Display and print formats: Unconverted formats - Printer formats like PCL, HPGL and PostScript are NOT conversions.  They represent the actual document on screen exactly as the author printed it to his/her own printer.  Because these formats are the final print file, there is no need to proof the file.  And since there is no re-authoring, they are free to create: There are no software licensing fees for using these formats.  Quality viewers for print formats are widely available for small licensing fees.   Printer-ready formats are ideal for documents that must conform exactly to a very fixed format in order to be considered accurate, legal, and/or binding.   Many forms, contracts and financial documents and statements fall into this category, because information must appear in exactly the right place on each page, every time.
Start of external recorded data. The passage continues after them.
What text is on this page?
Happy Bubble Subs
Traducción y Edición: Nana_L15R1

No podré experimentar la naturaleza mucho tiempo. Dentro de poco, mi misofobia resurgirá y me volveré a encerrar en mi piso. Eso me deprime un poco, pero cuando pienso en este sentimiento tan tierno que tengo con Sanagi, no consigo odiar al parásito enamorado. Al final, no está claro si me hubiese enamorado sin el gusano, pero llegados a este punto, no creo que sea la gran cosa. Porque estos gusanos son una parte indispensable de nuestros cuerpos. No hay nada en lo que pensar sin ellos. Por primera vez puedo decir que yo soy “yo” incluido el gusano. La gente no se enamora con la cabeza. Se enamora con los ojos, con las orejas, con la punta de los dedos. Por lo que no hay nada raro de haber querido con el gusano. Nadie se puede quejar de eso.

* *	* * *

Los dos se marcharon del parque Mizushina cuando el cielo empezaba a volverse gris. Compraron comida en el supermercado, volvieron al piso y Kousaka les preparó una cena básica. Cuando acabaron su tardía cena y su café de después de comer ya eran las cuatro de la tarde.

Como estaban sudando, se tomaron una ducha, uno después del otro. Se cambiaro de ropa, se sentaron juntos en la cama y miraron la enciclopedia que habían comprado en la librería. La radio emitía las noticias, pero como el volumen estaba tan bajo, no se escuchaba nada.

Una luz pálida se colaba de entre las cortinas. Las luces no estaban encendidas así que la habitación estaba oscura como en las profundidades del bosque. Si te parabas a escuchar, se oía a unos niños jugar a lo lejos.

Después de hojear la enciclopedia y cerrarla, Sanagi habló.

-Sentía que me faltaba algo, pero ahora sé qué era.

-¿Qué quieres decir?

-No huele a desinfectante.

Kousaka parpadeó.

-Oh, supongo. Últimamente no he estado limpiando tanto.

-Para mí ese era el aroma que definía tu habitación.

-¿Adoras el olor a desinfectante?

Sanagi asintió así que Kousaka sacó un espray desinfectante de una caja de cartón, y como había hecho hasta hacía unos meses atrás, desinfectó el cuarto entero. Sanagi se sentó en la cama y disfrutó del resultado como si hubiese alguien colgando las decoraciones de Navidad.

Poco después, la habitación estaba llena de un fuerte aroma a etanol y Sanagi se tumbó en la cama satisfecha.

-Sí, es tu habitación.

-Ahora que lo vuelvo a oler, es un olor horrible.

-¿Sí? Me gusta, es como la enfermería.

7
PCL (printer control language)  PCL is the defacto industry standard print format for most business office printers.  Thanks to PCL viewer technology, PCL can also print perfectly on ink-jet, dot-matrix, and other non-PCL printers.  PCL viewers let readers see documents on-screen exactly as they will print.   This is useful when distributing large documents where a reader may only want to print a few pages.  PCL text is selectable, searchable and indexable.  Pages can be selectively printed, and PCL will print mixed legal and letter on duplexing printers.  PCL is ideal for any document.  It's is especially good for mixed legal/letter documents and reports with very large numbers of pages.

Many companies use PCL
Your choice of format must be a central part of your distribute-then-print system.  For example, one firm, Data-Trac, must collect interest rate information every night in up to 300 individualized reports ranging from three to 25 pages.  They considered converting reports to HTML or Adobe PDF, but soon abandoned the notion.   "All database managers want to do is to manage the process," says Dean DeBack, systems engineer.  "They don't want six months of converting documents."  Automated converters are available, he noted, but "they're not exact, and without absolute accuracy, DataTrac's reports would be immediately suspect."  Using PCL, Data-Trac was very quickly able to put data from an existing system directly on the web while streamlining the workflow, and preserving the accuracy of the reports.

In a world where appearance is often as important as content, isn't it critical to ask how your electronically distributed document will look, print and function on the receiving end?  Delivering printer-ready formats eliminates unnecessary format conversion and assures highly accurate remotely viewable and printable documents, without re-proofing before transmission.